A nonlinear response
Previous work has demonstrated optical chips that can be programmed to perform linear calculations, but in this new study the Penn team has engineered a reconfigurable platform that manipulates light to generate a nonlinear response. “This is a true proof-of-concept for a field-programmable photonic computer,” says team leader Liang Feng. “It’s a step toward a future where we can train AI at the speed of light.”
The nonlinear functionality is achieved by controlling the behavior of charge carriers within a light-sensitive semiconductor, in this case InGaAsP. When a signal beam carrying the input data passes through a thin layer of the material, a second pump beam is used to manipulate both the carrier dynamics and the spatial distribution of excited carriers within the film. Changing the shape and intensity of the pump beam alters the nonlinear interactions between the signal light and the semiconductor, allowing the signal beam to be reshaped into a wide range of polynomial functions.

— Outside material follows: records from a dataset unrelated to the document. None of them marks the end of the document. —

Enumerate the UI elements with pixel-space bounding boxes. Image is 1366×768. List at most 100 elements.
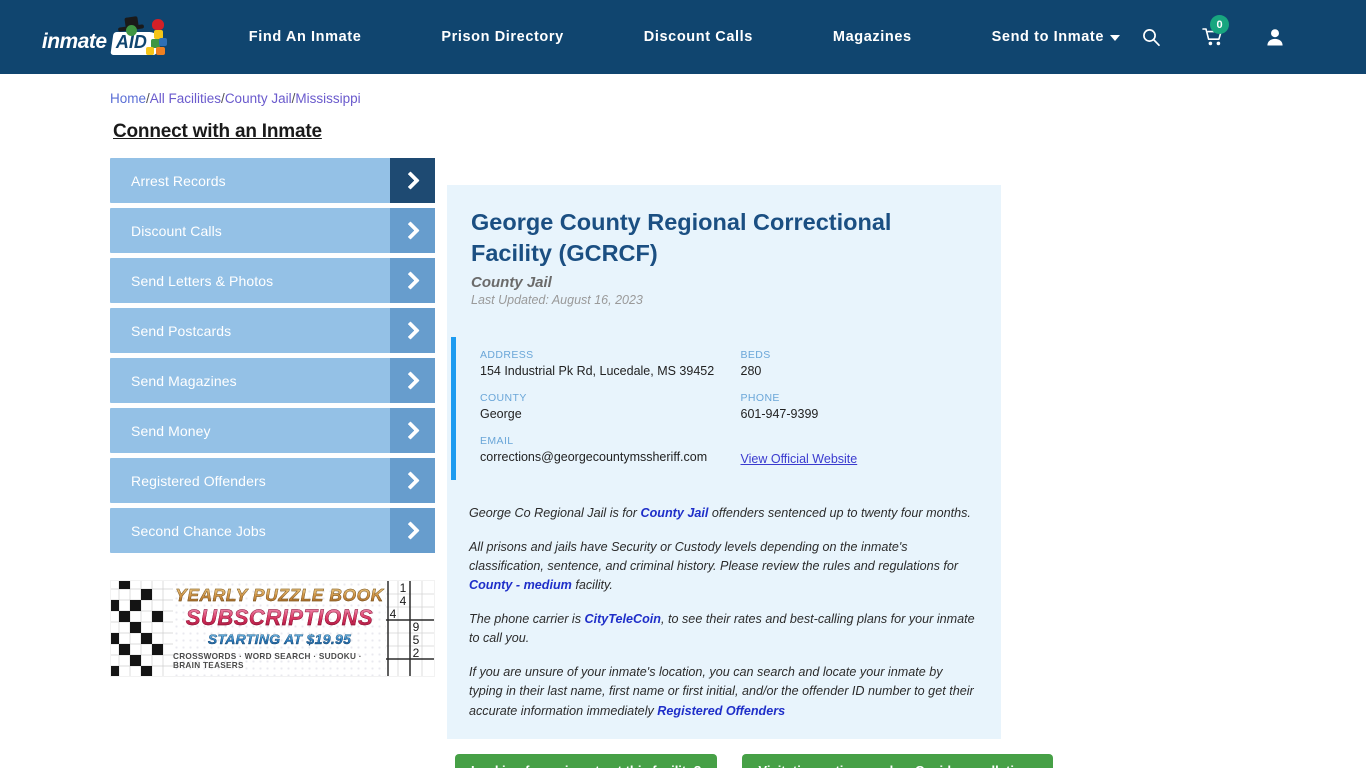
nav-item-find-an-inmate[interactable]: Find An Inmate: [249, 29, 362, 45]
p2-text-a: All prisons and jails have Security or C…: [469, 539, 959, 573]
link-county-medium[interactable]: County - medium: [469, 578, 572, 592]
info-label-phone: PHONE: [740, 391, 780, 404]
sidebar-item-label: Arrest Records: [131, 172, 226, 189]
sidebar-item-arrest-records[interactable]: Arrest Records: [110, 158, 435, 203]
mascot-blob-blue: [158, 38, 167, 46]
p2-text-b: facility.: [571, 577, 613, 592]
page-title: George County Regional Correctional Faci…: [471, 209, 892, 267]
info-address: ADDRESS 154 Industrial Pk Rd, Lucedale, …: [480, 349, 741, 378]
user-icon: [1267, 29, 1283, 46]
sidebar-item-send-letters-photos[interactable]: Send Letters & Photos: [110, 258, 435, 303]
nav-item-discount-calls[interactable]: Discount Calls: [644, 29, 753, 45]
paragraph-1: George Co Regional Jail is for County Ja…: [469, 504, 977, 523]
mascot-blob-orange: [155, 47, 165, 55]
chevron-down-icon: [1110, 35, 1120, 41]
info-label-email: EMAIL: [480, 434, 514, 447]
chevron-right-icon: [390, 158, 435, 203]
p1-text-a: George Co Regional Jail is for: [469, 505, 641, 520]
account-button[interactable]: [1244, 27, 1306, 47]
info-label-spacer: [741, 435, 1002, 447]
p3-text-a: The phone carrier is: [469, 612, 585, 627]
svg-text:5: 5: [413, 633, 420, 647]
paragraph-4: If you are unsure of your inmate's locat…: [469, 663, 977, 720]
chevron-right-icon: [390, 508, 435, 553]
info-value-email: corrections@georgecountymssheriff.com: [480, 449, 708, 464]
search-icon: [1143, 29, 1160, 47]
info-column-left: ADDRESS 154 Industrial Pk Rd, Lucedale, …: [480, 349, 741, 468]
sidebar-menu: Arrest Records Discount Calls Send Lette…: [110, 158, 435, 553]
mascot-blob-yellow2: [145, 47, 154, 55]
breadcrumb-item-home[interactable]: Home: [110, 91, 146, 106]
breadcrumb-item-mississippi[interactable]: Mississippi: [295, 91, 360, 106]
find-inmate-button[interactable]: Looking for an inmate at this facility?: [455, 753, 718, 768]
sidebar-item-label: Second Chance Jobs: [131, 522, 266, 539]
paragraph-2: All prisons and jails have Security or C…: [469, 538, 977, 595]
info-value-phone: 601-947-9399: [740, 406, 819, 421]
header-icon-group: 0: [1120, 0, 1366, 74]
chevron-right-icon: [390, 308, 435, 353]
sidebar-item-label: Send Magazines: [131, 372, 237, 389]
ad-line-1: YEARLY PUZZLE BOOK: [175, 585, 384, 605]
svg-text:4: 4: [390, 607, 397, 621]
facility-info-box: ADDRESS 154 Industrial Pk Rd, Lucedale, …: [451, 336, 1002, 480]
breadcrumb-item-all-facilities[interactable]: All Facilities: [150, 91, 221, 106]
info-county: COUNTY George: [480, 392, 741, 421]
view-official-website-link[interactable]: View Official Website: [741, 452, 858, 466]
nav-item-send-to-inmate-label: Send to Inmate: [991, 29, 1104, 45]
paragraph-3: The phone carrier is CityTeleCoin, to se…: [469, 610, 977, 648]
cart-button[interactable]: 0: [1182, 15, 1244, 47]
sidebar-item-send-magazines[interactable]: Send Magazines: [110, 358, 435, 403]
page-body: Home/All Facilities/County Jail/Mississi…: [0, 74, 1366, 768]
info-label-beds: BEDS: [740, 348, 771, 361]
breadcrumb-item-county-jail[interactable]: County Jail: [225, 91, 292, 106]
puzzle-book-ad-banner[interactable]: YEARLY PUZZLE BOOK SUBSCRIPTIONS STARTIN…: [110, 580, 435, 677]
info-website: View Official Website: [741, 435, 1002, 468]
p1-text-b: offenders sentenced up to twenty four mo…: [708, 505, 971, 520]
nav-item-magazines[interactable]: Magazines: [833, 29, 912, 45]
mascot-face-icon: [125, 25, 137, 36]
info-value-beds: 280: [740, 363, 762, 378]
left-column: Home/All Facilities/County Jail/Mississi…: [0, 74, 447, 768]
sidebar-item-discount-calls[interactable]: Discount Calls: [110, 208, 435, 253]
chevron-right-icon: [390, 208, 435, 253]
ad-line-4: CROSSWORDS · WORD SEARCH · SUDOKU · BRAI…: [173, 651, 362, 670]
breadcrumb: Home/All Facilities/County Jail/Mississi…: [110, 91, 447, 106]
sidebar-item-label: Discount Calls: [131, 222, 222, 239]
sidebar-item-label: Send Postcards: [131, 322, 232, 339]
chevron-right-icon: [390, 358, 435, 403]
last-updated: Last Updated: August 16, 2023: [471, 292, 643, 307]
link-registered-offenders[interactable]: Registered Offenders: [657, 704, 785, 718]
info-label-address: ADDRESS: [480, 348, 534, 361]
nav-item-prison-directory[interactable]: Prison Directory: [441, 29, 563, 45]
sidebar-item-registered-offenders[interactable]: Registered Offenders: [110, 458, 435, 503]
cta-button-row: Looking for an inmate at this facility? …: [447, 753, 1366, 768]
sidebar-item-label: Registered Offenders: [131, 472, 266, 489]
sudoku-grid-graphic: 1 4 4 9 5 2: [386, 581, 434, 676]
search-button[interactable]: [1120, 27, 1182, 47]
mascot-blob-red: [151, 19, 164, 30]
chevron-right-icon: [390, 458, 435, 503]
visitations-button[interactable]: Visitations - times, rules, Covid cancel…: [742, 753, 1054, 768]
sidebar-item-send-postcards[interactable]: Send Postcards: [110, 308, 435, 353]
svg-text:2: 2: [413, 646, 420, 660]
site-header: inmate AID Find An Inmate Prison Directo…: [0, 0, 1366, 74]
nav-item-send-to-inmate[interactable]: Send to Inmate: [992, 29, 1120, 45]
info-beds: BEDS 280: [741, 349, 1002, 378]
info-label-county: COUNTY: [480, 391, 527, 404]
sidebar-item-send-money[interactable]: Send Money: [110, 408, 435, 453]
facility-type: County Jail: [471, 273, 552, 291]
logo[interactable]: inmate AID: [0, 0, 194, 74]
sidebar-item-label: Send Letters & Photos: [131, 272, 274, 289]
link-county-jail[interactable]: County Jail: [641, 506, 709, 520]
link-citytelecoin[interactable]: CityTeleCoin: [585, 612, 662, 626]
info-column-right: BEDS 280 PHONE 601-947-9399 View Officia…: [741, 349, 1002, 468]
svg-text:4: 4: [400, 594, 407, 608]
main-nav: Find An Inmate Prison Directory Discount…: [194, 0, 1120, 74]
facility-description: George Co Regional Jail is for County Ja…: [447, 504, 1001, 721]
info-value-address: 154 Industrial Pk Rd, Lucedale, MS 39452: [480, 363, 715, 378]
crossword-grid-graphic: [111, 581, 173, 676]
cart-count-badge: 0: [1210, 15, 1229, 34]
svg-text:9: 9: [413, 620, 420, 634]
chevron-right-icon: [390, 258, 435, 303]
sidebar-item-second-chance-jobs[interactable]: Second Chance Jobs: [110, 508, 435, 553]
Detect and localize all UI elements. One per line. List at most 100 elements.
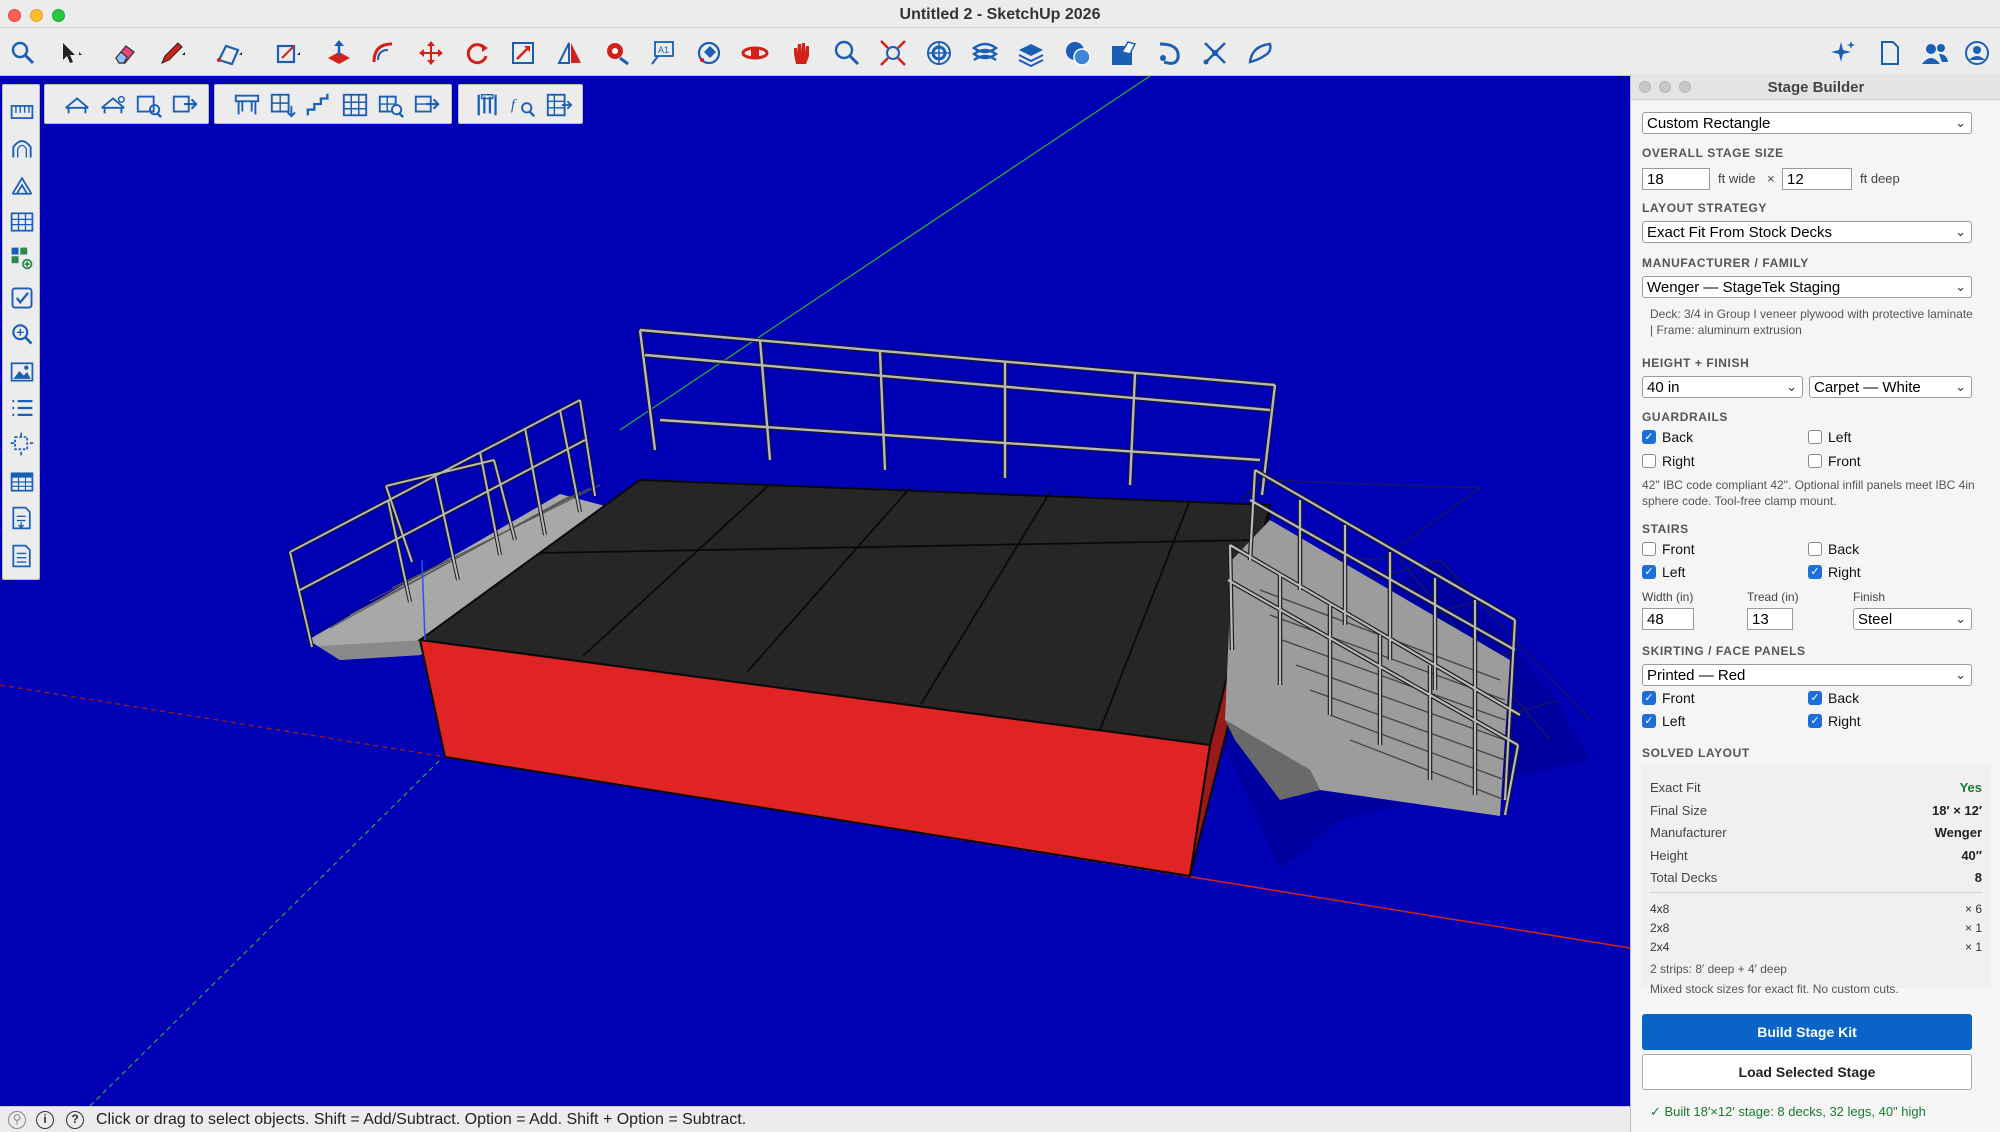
- eraser-icon[interactable]: [108, 36, 142, 70]
- stairs-right-label: Right: [1828, 564, 1861, 580]
- paint-bucket-icon[interactable]: [692, 36, 726, 70]
- columns-icon[interactable]: [473, 89, 505, 121]
- guardrail-right-checkbox[interactable]: Right: [1642, 453, 1695, 469]
- solid-tools-icon[interactable]: [1244, 36, 1278, 70]
- document-export-icon[interactable]: [7, 503, 37, 533]
- chevron-down-icon: ⌄: [1955, 379, 1966, 394]
- report-table-icon[interactable]: [7, 467, 37, 497]
- move-icon[interactable]: [414, 36, 448, 70]
- solved-manufacturer-value: Wenger: [1934, 825, 1982, 840]
- extension-warehouse-icon[interactable]: [1152, 36, 1186, 70]
- stairs-right-checkbox[interactable]: ✓ Right: [1808, 564, 1861, 580]
- geo-location-icon[interactable]: ⚲: [8, 1111, 26, 1129]
- stage-grid-down-icon[interactable]: [267, 89, 299, 121]
- select-arrow-icon[interactable]: [52, 36, 86, 70]
- stair-width-input[interactable]: 48: [1642, 608, 1694, 630]
- height-select[interactable]: 40 in ⌄: [1642, 376, 1803, 398]
- zoom-icon[interactable]: [830, 36, 864, 70]
- add-component-icon[interactable]: [7, 243, 37, 273]
- formula-search-icon[interactable]: f: [507, 89, 539, 121]
- find-grid-icon[interactable]: [375, 89, 407, 121]
- stage-depth-input[interactable]: 12: [1782, 168, 1852, 190]
- guardrail-right-label: Right: [1662, 453, 1695, 469]
- image-icon[interactable]: [7, 357, 37, 387]
- stage-deck-icon[interactable]: [61, 89, 93, 121]
- dimension-icon[interactable]: [7, 429, 37, 459]
- arch-icon[interactable]: [7, 133, 37, 163]
- ruler-icon[interactable]: [7, 97, 37, 127]
- guardrail-front-checkbox[interactable]: Front: [1808, 453, 1861, 469]
- truss-icon[interactable]: [7, 171, 37, 201]
- export-table-icon[interactable]: [169, 89, 201, 121]
- skirting-select[interactable]: Printed — Red ⌄: [1642, 664, 1972, 686]
- section-plane-icon[interactable]: [922, 36, 956, 70]
- search-icon[interactable]: [6, 36, 40, 70]
- stairs-left-label: Left: [1662, 564, 1686, 580]
- skirt-back-label: Back: [1828, 690, 1860, 706]
- rotate-icon[interactable]: [460, 36, 494, 70]
- orbit-icon[interactable]: [738, 36, 772, 70]
- finish-select[interactable]: Carpet — White ⌄: [1809, 376, 1972, 398]
- skirt-front-checkbox[interactable]: ✓ Front: [1642, 690, 1695, 706]
- 3d-viewport[interactable]: [0, 76, 1630, 1106]
- layers-icon[interactable]: [1014, 36, 1048, 70]
- push-pull-icon[interactable]: [322, 36, 356, 70]
- stage-width-input[interactable]: 18: [1642, 168, 1710, 190]
- deck-count: × 1: [1964, 921, 1982, 935]
- railing-grid-icon[interactable]: [339, 89, 371, 121]
- guardrail-left-checkbox[interactable]: Left: [1808, 429, 1851, 445]
- stair-tread-input[interactable]: 13: [1747, 608, 1793, 630]
- scale-icon[interactable]: [506, 36, 540, 70]
- skirt-left-checkbox[interactable]: ✓ Left: [1642, 713, 1685, 729]
- account-icon[interactable]: [1960, 36, 1994, 70]
- document-icon[interactable]: [1872, 36, 1906, 70]
- table-export-icon[interactable]: [543, 89, 575, 121]
- skirt-right-checkbox[interactable]: ✓ Right: [1808, 713, 1861, 729]
- grid-table-icon[interactable]: [7, 207, 37, 237]
- help-icon[interactable]: ?: [66, 1111, 84, 1129]
- line-tool-icon[interactable]: [212, 36, 246, 70]
- zoom-extents-icon[interactable]: [876, 36, 910, 70]
- checklist-icon[interactable]: [7, 283, 37, 313]
- stairs-left-checkbox[interactable]: ✓ Left: [1642, 564, 1685, 580]
- document-list-icon[interactable]: [7, 541, 37, 571]
- styles-icon[interactable]: [968, 36, 1002, 70]
- stairs-front-checkbox[interactable]: Front: [1642, 541, 1695, 557]
- report-tools-toolbar: f: [458, 84, 583, 124]
- manufacturer-select[interactable]: Wenger — StageTek Staging ⌄: [1642, 276, 1972, 298]
- height-value: 40 in: [1647, 379, 1680, 396]
- solved-height-value: 40″: [1961, 848, 1982, 863]
- profile-icon[interactable]: [1918, 36, 1952, 70]
- pencil-icon[interactable]: [155, 36, 189, 70]
- tape-measure-icon[interactable]: [600, 36, 634, 70]
- outliner-icon[interactable]: [1060, 36, 1094, 70]
- ai-sparkle-icon[interactable]: [1826, 36, 1860, 70]
- layout-strategy-heading: LAYOUT STRATEGY: [1642, 201, 1768, 215]
- stairs-icon[interactable]: [303, 89, 335, 121]
- pan-icon[interactable]: [784, 36, 818, 70]
- credits-icon[interactable]: i: [36, 1111, 54, 1129]
- skirt-back-checkbox[interactable]: ✓ Back: [1808, 690, 1859, 706]
- warehouse-icon[interactable]: [1106, 36, 1140, 70]
- export-grid-icon[interactable]: [411, 89, 443, 121]
- mixed-note: Mixed stock sizes for exact fit. No cust…: [1650, 982, 1899, 996]
- text-icon[interactable]: A1: [646, 36, 680, 70]
- stairs-back-checkbox[interactable]: Back: [1808, 541, 1859, 557]
- follow-me-icon[interactable]: [366, 36, 400, 70]
- guardrail-back-checkbox[interactable]: ✓ Back: [1642, 429, 1693, 445]
- stage-top-icon[interactable]: [231, 89, 263, 121]
- stage-type-select[interactable]: Custom Rectangle ⌄: [1642, 112, 1972, 134]
- inspect-icon[interactable]: [7, 319, 37, 349]
- load-selected-stage-button[interactable]: Load Selected Stage: [1642, 1054, 1972, 1090]
- build-stage-kit-button[interactable]: Build Stage Kit: [1642, 1014, 1972, 1050]
- find-table-icon[interactable]: [133, 89, 165, 121]
- flip-icon[interactable]: [553, 36, 587, 70]
- rectangle-icon[interactable]: [270, 36, 304, 70]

When trained with a standard dataset describing 150 different iris flowers, a polynomial network ... could identify the specific species with an accuracy of almost 96%, compared with 86% for an equivalent linear network.
In particular, patterning the pump beam into areas of low and high intensity causes the signal power to oscillate along the propagation direction, which produces the high-order polynomials that are desirable for data-intensive applications. The form of the polynomial can also be reconfigured in real time by changing the beam pattern, while more complex nonlinear functions can be realized by combining multiple polynomials together.
Testing with iris flowers
To test their photonic processor, the researchers configured nonlinear optical networks that use these polynomial functions to connect multiple input and output nodes. When trained with a standard dataset describing 150 different iris flowers, a polynomial network composed of four input nodes and three outputs could identify the specific species with an accuracy of almost 96%, compared with 86% for an equivalent linear network. A larger network that was trained to recognize four distinct voice commands also identified the correct word in 92% of cases.
While this particular study focused on polynomial functions that are widely used in machine learning, the team believes that its approach could be extended to other nonlinear operations such as exponential or inverse functions. Combining the photonic processor with optical multiplexing technologies could also yield parallel processing architectures that would support more powerful learning models while also improving the energy efficiency.